As indicated in my earlier post, the variable being modelled (diff) is a difference between a point on a target line and a point selected by the participant on that trial. Because we are using a line, the range of values a participant could select on a given trial depends on where the target point occurs (i.e., if it is near the lefthand side of the line, participants can’t undershoot by as much since they can’t go much farther left). In terms of modelling assumptions, it is assumed that the mean of the normal distribution is 0 (meaning that – on average – they select the correct point, with some unknown variance). I set the mean of the uniform to 0 also, but it is not used anywhere so I don’t think that matters. I am trying to use truncation to deal with the upper and lower boundaries but plan on playing with censoring as an alternative later on.

So, the problem I am running into is twofold. If I remove truncation, the model fits just fine.

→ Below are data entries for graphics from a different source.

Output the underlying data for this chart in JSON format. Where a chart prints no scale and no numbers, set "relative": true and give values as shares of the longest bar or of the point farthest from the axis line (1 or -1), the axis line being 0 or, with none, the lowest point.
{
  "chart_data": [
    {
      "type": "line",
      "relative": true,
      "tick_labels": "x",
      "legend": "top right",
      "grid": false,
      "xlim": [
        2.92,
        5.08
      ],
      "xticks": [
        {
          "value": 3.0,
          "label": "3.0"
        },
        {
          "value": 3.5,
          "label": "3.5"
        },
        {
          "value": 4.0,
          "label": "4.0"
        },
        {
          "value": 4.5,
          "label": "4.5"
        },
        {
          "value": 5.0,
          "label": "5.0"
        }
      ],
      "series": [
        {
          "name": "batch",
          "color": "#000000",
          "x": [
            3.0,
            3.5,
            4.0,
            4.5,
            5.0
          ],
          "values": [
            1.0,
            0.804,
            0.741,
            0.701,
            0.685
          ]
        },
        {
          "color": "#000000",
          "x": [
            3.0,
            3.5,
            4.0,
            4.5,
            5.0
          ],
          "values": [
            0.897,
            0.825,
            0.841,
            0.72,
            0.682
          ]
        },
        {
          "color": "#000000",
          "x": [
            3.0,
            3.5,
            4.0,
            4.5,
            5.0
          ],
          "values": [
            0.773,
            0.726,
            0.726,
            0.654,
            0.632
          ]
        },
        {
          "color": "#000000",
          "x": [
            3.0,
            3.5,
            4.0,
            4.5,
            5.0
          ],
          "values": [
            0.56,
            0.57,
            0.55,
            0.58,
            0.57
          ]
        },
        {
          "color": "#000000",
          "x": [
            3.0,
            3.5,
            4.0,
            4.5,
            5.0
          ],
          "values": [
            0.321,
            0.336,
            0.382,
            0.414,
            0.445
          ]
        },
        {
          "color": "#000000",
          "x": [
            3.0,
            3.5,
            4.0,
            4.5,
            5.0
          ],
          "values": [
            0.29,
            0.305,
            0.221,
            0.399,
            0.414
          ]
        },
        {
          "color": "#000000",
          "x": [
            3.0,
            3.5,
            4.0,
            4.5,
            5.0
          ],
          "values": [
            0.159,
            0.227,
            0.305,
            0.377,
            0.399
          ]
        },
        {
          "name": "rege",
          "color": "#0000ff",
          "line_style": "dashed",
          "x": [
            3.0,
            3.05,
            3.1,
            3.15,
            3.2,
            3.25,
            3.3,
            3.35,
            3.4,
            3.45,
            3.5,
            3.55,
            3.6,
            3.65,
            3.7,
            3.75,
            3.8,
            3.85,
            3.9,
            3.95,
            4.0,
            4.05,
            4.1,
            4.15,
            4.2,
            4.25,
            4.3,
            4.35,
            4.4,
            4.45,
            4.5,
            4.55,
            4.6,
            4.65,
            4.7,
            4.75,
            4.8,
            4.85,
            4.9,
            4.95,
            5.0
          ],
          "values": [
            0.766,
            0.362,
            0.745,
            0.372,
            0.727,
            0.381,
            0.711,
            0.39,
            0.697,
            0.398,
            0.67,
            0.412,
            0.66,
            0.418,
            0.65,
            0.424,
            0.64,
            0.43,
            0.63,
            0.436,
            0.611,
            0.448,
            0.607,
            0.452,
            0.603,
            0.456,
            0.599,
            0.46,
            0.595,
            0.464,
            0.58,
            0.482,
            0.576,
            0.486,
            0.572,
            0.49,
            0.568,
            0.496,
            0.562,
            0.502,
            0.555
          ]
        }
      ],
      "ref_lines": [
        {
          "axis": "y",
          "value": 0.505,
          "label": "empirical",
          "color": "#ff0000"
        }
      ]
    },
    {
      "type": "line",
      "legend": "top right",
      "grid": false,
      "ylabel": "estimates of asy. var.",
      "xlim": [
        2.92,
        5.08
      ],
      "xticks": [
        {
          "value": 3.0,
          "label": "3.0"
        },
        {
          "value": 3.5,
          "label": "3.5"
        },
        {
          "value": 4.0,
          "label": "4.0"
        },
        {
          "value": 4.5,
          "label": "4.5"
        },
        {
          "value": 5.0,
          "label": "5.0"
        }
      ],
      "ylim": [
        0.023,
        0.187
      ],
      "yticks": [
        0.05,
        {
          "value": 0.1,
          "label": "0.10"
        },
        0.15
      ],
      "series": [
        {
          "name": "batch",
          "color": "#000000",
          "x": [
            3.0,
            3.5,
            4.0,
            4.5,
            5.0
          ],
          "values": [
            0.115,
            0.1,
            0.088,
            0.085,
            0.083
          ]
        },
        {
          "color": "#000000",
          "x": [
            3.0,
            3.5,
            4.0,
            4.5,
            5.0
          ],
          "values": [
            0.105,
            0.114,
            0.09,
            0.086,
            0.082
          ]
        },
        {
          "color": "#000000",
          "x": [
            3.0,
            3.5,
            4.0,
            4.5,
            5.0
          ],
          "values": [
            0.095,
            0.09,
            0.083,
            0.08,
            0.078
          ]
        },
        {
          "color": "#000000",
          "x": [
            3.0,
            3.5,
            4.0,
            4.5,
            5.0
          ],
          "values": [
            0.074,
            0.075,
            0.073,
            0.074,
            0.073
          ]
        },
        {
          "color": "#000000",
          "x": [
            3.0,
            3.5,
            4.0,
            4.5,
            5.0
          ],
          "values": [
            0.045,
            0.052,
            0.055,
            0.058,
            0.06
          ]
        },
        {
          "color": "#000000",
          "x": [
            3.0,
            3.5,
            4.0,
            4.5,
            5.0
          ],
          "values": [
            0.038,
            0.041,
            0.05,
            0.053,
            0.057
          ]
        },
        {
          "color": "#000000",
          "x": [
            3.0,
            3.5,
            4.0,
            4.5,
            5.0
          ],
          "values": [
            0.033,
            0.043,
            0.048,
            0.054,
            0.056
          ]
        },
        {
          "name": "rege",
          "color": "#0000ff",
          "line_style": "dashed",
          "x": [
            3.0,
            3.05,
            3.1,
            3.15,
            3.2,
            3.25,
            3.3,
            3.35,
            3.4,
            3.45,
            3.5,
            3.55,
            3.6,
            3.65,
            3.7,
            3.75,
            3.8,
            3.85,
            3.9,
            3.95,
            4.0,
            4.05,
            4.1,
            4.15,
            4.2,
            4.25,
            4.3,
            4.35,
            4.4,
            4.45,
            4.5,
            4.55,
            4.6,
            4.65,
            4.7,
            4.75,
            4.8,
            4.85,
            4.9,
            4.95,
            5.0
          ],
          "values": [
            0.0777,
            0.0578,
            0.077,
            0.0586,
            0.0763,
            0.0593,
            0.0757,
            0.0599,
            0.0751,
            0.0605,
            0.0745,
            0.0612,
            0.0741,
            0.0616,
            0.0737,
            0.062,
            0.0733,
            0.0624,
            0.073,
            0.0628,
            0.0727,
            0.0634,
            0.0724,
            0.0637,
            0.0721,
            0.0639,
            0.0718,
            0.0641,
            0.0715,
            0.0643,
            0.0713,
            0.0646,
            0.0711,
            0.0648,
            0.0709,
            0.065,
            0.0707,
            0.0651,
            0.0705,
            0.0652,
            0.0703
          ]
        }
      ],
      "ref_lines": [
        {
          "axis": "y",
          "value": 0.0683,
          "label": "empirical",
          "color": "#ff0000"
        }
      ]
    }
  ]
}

However, once I add in truncation – it runs into immediate problems finding starting values, throwing errors like:

Rejecting initial value:
Gradient evaluated at the initial value is not finite.
Stan can't start sampling from this initial value.

Sometimes, it does find starting values that work for a given chain – sometimes even for all chains – but it then returns a number of divergent transitions equal to the number of post warm-up samples even with adapt_delta = .99. The problem emerges as I add more predictors and becomes particularly intractable once the random intercept is added. I must be messing up the implementation in some way that I can’t quite put my finger on how.

Any advice would be most appreciated!

dat.csv (383.5 KB)

sample_code.R (3.0 KB)

Operating System: MacOS 10.14
brms Version: 2.7.0


#4

I implemented this functionality a few months ago. Glad that it works now! Indeed, you just need the _lcdf to get truncation working if you have both upper and lower bounds.